Doit-on penser, comme Vincent Malaussa dans Le Nouvel Observateur, que Hunger Games 2, L’embrasement est « strictement
interdit aux plus de 12 ans » ?
Je n’ai lu ce commentaire qu’après être allé à la
projection. Bien sûr, j’aurais dû relever les indices, dans la file d’attente.
La taille moyenne des personnes qui m’entouraient. Le son de voix encore
mal assurées, qui s’engagent dangereusement sur la corniche de la maturité mais
qui risquent la sortie de route à tout moment.
Ce n’est qu’une fois dans la salle de cinéma que la réalité
me heurta de plein fouet. Il n’y avait que des jeunes autour de moi. Enfin, des
très jeunes (« putain, c’est vrai, j’ai déjà 33 ans ! »). Je balayai
anxieusement du regard les lieux pour évaluer la gravité de la situation. Il
n’y avait que deux personnes plus âgées que moi, mais alors franchement plus
âgées : la cinquantaine. C’est déjà ça, mais était-ce pour me rassurer ?
Il s’agissait à tous les coups de parents qui encadraient la sortie de leur
fille avec un garçon aux pensées impures. La fille avait d’ailleurs dû s’asseoir
deux rangs plus loin, histoire d’être tranquille un minimum.
La drague, pour moi, ce serait pour une prochaine fois. Pas
grave, j’allais me concentrer sur le film.
Les images défilaient mais le spectacle était aussi dans la
salle. L’apparition du personnage masculin principal suscita des commentaires
avides (« il est de plus en plus beau »).
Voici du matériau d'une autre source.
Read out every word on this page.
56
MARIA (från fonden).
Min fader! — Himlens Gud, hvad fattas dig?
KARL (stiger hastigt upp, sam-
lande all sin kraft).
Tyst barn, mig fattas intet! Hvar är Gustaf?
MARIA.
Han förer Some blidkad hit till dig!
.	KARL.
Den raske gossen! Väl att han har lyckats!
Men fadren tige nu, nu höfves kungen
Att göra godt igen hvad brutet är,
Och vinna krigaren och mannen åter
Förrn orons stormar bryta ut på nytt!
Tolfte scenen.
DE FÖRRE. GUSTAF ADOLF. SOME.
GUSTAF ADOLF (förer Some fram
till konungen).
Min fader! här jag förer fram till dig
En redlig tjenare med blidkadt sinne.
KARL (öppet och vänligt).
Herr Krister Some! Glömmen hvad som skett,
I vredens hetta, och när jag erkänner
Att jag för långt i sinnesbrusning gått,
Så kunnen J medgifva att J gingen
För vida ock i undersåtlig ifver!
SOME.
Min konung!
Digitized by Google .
La scène d’un baiser
passionné (isolée dans une succession de courses-poursuites) diffusa une onde
de soupirs chez mes voisines ; je percevais la tension envieuse de mes
voisins. La fin abrupte du film laissa un groupe pantois (« j’y crois
pas »).
Mais que penser du film en lui-même ? Qu’il était « uniquement
réservé aux initiés », « d’une laideur digne de la pub Shalimar »,
« obscène » en plus de « débile » ? Ou pencher du côtéde Cécile Mury et de Télérama (oui, Télérama !), qui avait vu un « trépidant
film d’aventures » mêlé d’une « fable politique habile [et] plutôt
sombre pour un divertissement grand public » ?
On ne peut certes pas prétendre que l’esthétique du film soit
du meilleur goût ; l’outrance est surtout visible dans les scènes qui se
déroulent à Panem, la capitale de la dictature au pouvoir. On peut la trouver justifiée
tant elle participe de la vulgarité des lieux ; on peut également trouver que
la chose est caricaturale puisqu’elle s’oppose en tous points au dénuement des
zones les plus pauvres. C’est d’ailleurs ce dernier aspect qui l’emporte :
le livre était dense et constituait, en un sens, l’acmé de la trilogie. Il jouait
à plein son rôle de pivot dans la narration globale, entre un premier tome
emprunt de découverte adolescente du monde et un troisième épisode fouillis et guerrier.
Le film n’a pas le temps d’aller dans le détail. On ne
perçoit qu’à la marge les émotions de Katniss et son choix de concourir à
nouveau dans le tournoi lui est trop précipité pour être fidèle au personnage du
roman. C’est ainsi que toute la première partie déçoit et qu’elle ne fait qu’annoncer
le film d’action, les dernières quarante minutes, très réussies pour le coup.
Payer pour voir ce film au cinéma est peut-être excessif. Mais pour moi, il s'accompagnait d'un spectacle dans la salle. Deux pour le prix d'un, j'ai fait une affaire.